Australia was the only developed nation not to go into recession during the global financial crisis
They saved the country. Australia was the only developed nation not to go into recession during the global financial crisis but the ignoble response from opposition leaders Malcolm Turnbull and Tony Abbott (who soon replaced him) to the stimulus and borrowing required sowed the seeds for the difficult times the country now faces.
Abbott, with the backing of much of the Murdoch press, was able to paint Labor as spendthrifts splashing money about unnecessarily. Labor barely clung onto power as a minority government after the 2010 election and lost in a landslide in 2013.
Abbott, who was dumped by his own party in an internal coup in 2015, had helped destroy the public’s faith in economic reform.
His successor, Turnbull, saw his government reduced to a one-seat majority in last year’s election, a result that has made him wary of even attempting much economic reform.
Saying no
Labor, having seen how well Abbott initially did by just saying no to everything, is now copying him and refusing to back the recent budget, much of which was previously Labor policy – such as making school funding fairer to poorer families.

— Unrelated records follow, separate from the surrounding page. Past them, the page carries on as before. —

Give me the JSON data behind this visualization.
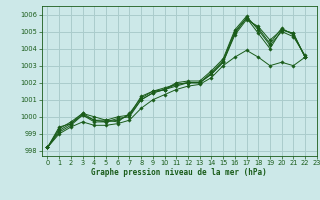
{
  "background_color": "#cce8e8",
  "grid_color": "#aacccc",
  "line_color": "#1a5c1a",
  "xlabel": "Graphe pression niveau de la mer (hPa)",
  "xlim": [
    -0.5,
    23
  ],
  "ylim": [
    997.7,
    1006.5
  ],
  "yticks": [
    998,
    999,
    1000,
    1001,
    1002,
    1003,
    1004,
    1005,
    1006
  ],
  "xticks": [
    0,
    1,
    2,
    3,
    4,
    5,
    6,
    7,
    8,
    9,
    10,
    11,
    12,
    13,
    14,
    15,
    16,
    17,
    18,
    19,
    20,
    21,
    22,
    23
  ],
  "series": [
    [
      998.2,
      999.4,
      999.6,
      1000.1,
      999.8,
      999.7,
      999.8,
      1000.1,
      1001.0,
      1001.4,
      1001.6,
      1001.8,
      1002.0,
      1002.0,
      1002.5,
      1003.2,
      1004.8,
      1005.7,
      1005.3,
      1004.5,
      1005.1,
      1004.9,
      1003.5
    ],
    [
      998.2,
      999.3,
      999.7,
      1000.2,
      1000.0,
      999.8,
      999.7,
      1000.2,
      1001.1,
      1001.5,
      1001.7,
      1001.9,
      1002.0,
      1002.0,
      1002.6,
      1003.3,
      1005.0,
      1005.8,
      1005.2,
      1004.3,
      1005.2,
      1004.8,
      1003.5
    ],
    [
      998.2,
      999.2,
      999.6,
      1000.2,
      999.8,
      999.8,
      1000.0,
      1000.1,
      1001.2,
      1001.5,
      1001.6,
      1002.0,
      1002.1,
      1002.1,
      1002.7,
      1003.4,
      1005.1,
      1005.9,
      1005.1,
      1004.2,
      1005.0,
      1004.7,
      1003.6
    ],
    [
      998.2,
      999.1,
      999.5,
      1000.1,
      999.7,
      999.7,
      999.9,
      1000.0,
      1001.0,
      1001.4,
      1001.6,
      1001.9,
      1002.0,
      1002.0,
      1002.5,
      1003.2,
      1004.9,
      1005.8,
      1004.9,
      1004.0,
      1005.1,
      1004.9,
      1003.5
    ],
    [
      998.2,
      999.0,
      999.4,
      999.7,
      999.5,
      999.5,
      999.6,
      999.8,
      1000.5,
      1001.0,
      1001.3,
      1001.6,
      1001.8,
      1001.9,
      1002.3,
      1003.0,
      1003.5,
      1003.9,
      1003.5,
      1003.0,
      1003.2,
      1003.0,
      1003.5
    ]
  ]
}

The bipartisan support for economic reform has degenerated to hurler on the ditch sniping which has seen a carbon price come and go, housing become unaffordable to people on average incomes (Sydney’s median house price is now 1.15 million Australian dollars or €770,000) and sensible proposals from one side of politics portrayed as the devil’s work by the other side.
The mining boom which drove much of the prosperity in the last 15 years is slowing as China and India need less of what Australia digs out of the ground, and the dining boom – selling food and drink to Asia’s growing middle class – is not going to replace it any time soon.
Eventually, there has to be a recession. But with unemployment still low at 5.5 per cent, Australia, despite its poor governance, is still the lucky country.